CT women are ‘ingrained in womanhood to suffer.’ Female lawmakers are pushing to change it

A group of female Connecticut lawmakers, sharing stories of medical treatment, noticed a common thread — pain that was either untreated, normalized or entirely ignored by the health care community.

Experts say it’s a pervasive problem, rooted in generations of gender and racial bias that leads to mistrust, unnecessary suffering, and in the worst cases, death among female patients.

Lawmakers said they are hopeful a conversation with health care practitioners Monday in Hartford will serve as a starting point for future policy to enhance health care education, training and research opportunities to improve patient outcomes.

“There’s a gap in care when it comes to managing women’s pain,” Rep. Rachel Khanna said. “By participating in this forum, we’re shining a light on this problem and changing the conversation. So when women complain of pain, they’re taken seriously and treated properly.”

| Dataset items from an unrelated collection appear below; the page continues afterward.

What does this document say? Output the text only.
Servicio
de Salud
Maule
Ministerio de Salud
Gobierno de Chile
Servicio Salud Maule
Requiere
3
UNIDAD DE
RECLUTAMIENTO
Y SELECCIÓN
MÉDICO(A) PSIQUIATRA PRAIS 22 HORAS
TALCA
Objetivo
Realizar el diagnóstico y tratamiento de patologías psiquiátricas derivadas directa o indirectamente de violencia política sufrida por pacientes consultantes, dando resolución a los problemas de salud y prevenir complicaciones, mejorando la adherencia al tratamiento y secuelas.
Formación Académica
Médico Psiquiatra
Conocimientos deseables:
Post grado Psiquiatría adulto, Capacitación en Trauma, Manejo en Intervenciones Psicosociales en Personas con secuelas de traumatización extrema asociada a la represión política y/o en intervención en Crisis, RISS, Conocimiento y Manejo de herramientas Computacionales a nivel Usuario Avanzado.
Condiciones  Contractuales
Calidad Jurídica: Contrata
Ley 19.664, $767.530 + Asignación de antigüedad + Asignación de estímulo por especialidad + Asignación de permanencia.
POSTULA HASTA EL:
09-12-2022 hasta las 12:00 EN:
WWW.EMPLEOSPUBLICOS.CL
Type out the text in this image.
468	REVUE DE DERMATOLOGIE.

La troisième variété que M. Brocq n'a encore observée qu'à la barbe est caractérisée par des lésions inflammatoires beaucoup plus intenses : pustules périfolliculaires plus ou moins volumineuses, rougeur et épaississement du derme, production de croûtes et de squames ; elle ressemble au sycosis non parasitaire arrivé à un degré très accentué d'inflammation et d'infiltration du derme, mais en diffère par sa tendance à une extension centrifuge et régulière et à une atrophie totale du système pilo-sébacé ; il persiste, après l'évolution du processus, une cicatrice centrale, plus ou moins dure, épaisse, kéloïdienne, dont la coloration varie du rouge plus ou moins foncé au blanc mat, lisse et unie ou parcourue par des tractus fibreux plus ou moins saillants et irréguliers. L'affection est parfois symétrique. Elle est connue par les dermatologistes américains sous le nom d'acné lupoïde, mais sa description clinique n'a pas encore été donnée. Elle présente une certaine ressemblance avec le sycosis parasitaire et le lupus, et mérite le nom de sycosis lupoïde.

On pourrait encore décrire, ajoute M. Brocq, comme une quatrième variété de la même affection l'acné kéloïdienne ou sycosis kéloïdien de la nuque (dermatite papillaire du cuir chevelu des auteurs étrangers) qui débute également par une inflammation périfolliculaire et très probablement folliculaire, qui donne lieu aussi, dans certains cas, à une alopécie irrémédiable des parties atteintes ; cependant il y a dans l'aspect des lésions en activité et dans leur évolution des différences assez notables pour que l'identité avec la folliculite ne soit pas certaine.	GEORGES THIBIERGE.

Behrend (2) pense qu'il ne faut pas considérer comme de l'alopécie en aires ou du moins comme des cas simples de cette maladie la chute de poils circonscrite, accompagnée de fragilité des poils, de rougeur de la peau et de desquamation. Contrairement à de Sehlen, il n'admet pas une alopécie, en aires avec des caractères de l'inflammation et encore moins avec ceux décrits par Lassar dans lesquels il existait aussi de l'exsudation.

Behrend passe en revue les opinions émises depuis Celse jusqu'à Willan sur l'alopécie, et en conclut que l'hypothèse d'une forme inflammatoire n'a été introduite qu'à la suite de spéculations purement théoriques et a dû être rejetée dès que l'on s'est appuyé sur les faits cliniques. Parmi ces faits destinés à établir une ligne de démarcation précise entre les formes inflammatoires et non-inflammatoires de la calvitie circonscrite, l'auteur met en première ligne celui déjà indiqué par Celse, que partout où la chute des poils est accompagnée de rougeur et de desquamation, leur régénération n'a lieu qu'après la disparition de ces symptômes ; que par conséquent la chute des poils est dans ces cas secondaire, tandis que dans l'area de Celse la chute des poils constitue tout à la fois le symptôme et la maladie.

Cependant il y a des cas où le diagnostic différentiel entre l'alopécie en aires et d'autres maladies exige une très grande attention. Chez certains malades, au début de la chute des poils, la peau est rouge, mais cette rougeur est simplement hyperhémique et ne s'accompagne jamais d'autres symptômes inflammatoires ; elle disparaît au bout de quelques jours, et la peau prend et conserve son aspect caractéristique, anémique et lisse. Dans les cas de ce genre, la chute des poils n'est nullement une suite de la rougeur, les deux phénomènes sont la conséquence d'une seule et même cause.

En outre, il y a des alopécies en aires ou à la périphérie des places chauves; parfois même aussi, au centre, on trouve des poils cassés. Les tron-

“I remember being discharged from the hospital because I was having preterm labor and I ended up going back to the hospital that same day in excruciating pain. My pain wasn’t even believed in that moment, and I ended up having my son in my T-shirt,” Rep. Kai Belton said. “As a Black woman who comes from a community that does not trust the health care system for the most part, an early experience like that kind of sets the tone right for the rest of my life.”

Rep. Aimee Berger-Girvalo said she started to go into shock after an “extraordinarily painful attempt at an IUD insertion.” Afterwards, Berger Girvalo said she got into her car, calmed down, and moved on with her day.

“I actually didn’t discuss it with anyone because it has always been my impression that that is just normal. And it wasn’t until my daughter told me that she’d had a very painful procedure that I suddenly went, ‘Oh, well, that’s not okay. That’s not acceptable.’”

“It’s ingrained in womanhood to suffer,” Berger-Girvalo added. “I think we suddenly are coming out of the fog, the nightmare of the expectation that suffering is just our lot in life and ‘Aren’t we so much stronger for it?’”

Rep. Mary Welander said she suffered constant discomfort and pain for 15 years as a result of “very serious health effects” brought about by her three pregnancies.

“It wasn’t until recently that I had two female physicians, a surgeon and my new primary care (doctor), who actually took time to listen to me and said, ‘This is not how your life is supposed to be,’” Welander said. “If I had not had those conversations, then I think I probably would still be suffering.”

Welander underscored the importance of raising expectations in health care and taking personal agency.

“The more that we can have these conversations, especially with our daughters and say, ‘You should expect to be listened to. It shouldn’t be the novelty that someone listens to you,’” Welander said.

Welander said that “clinicians need to know that that expectation is changing too.”

“They are going to be encountering patients who are going to say, ‘I want my time. I want the attention, and I want to be treated like a human being.’ And it shouldn’t sound like a novel action, but I think this (conversation) is the beginning of it,” Welander said.

Sarah Gantley, an APRN in obstetrics and gynecology said that at the same time, providers need to recognize that many patients will not feel comfortable self-advocating.

“While I love encouraging my patients to speak up for themselves, I think that that’s not something that we can expect of everybody,” Gantley said. “(For) a whole, huge, decent population of people, that’s not something that they are able to do or feel safe doing.”

Gantley said this can include people who speak English as a second language and groups that have been marginalized by the medical community, like people of color, LGBTQ+ patients, and women in general.

Gantley said that other patients lack access to pain control because they lack transportation, time off from work or child care, which can preclude practitioners from prescribing pain medicine.

Gantley stressed the need for more patient advocates, care coordinators and insurance coverage for transportation to break down some of these barriers.

“I think our entire health care system needs an entire overhaul, but I know that that’s not going to be accomplished in the very near future,” Gantley said. “But I think on a very basic level, we need to make sure that we are giving people the tools.”

Lawmakers and health care professionals discussed the possibility of incentivizing training and research through legislative funding and assessing current re-education mandates for practitioners to identify areas where the state could require training that would address the pervasive inequities in pain management.

Other health care experts emphasized the importance of dismantling traditionally white heteronormative patriarchal systems and building practices that center on patient experiences and uplift marginalized communities.

“There’s this idea that if you center the marginalized, then everybody gets great care,” Dr. Nancy Stanwood, a board-certified obstetrician-gynecologist who serves as the chief medical officer Planned Parenthood of Southern New England. “If I can create a system where somebody with the fewest resources and who feels most disenfranchised from medicine feels able and safe to come and get care with us, then I’ve made it better for everybody.”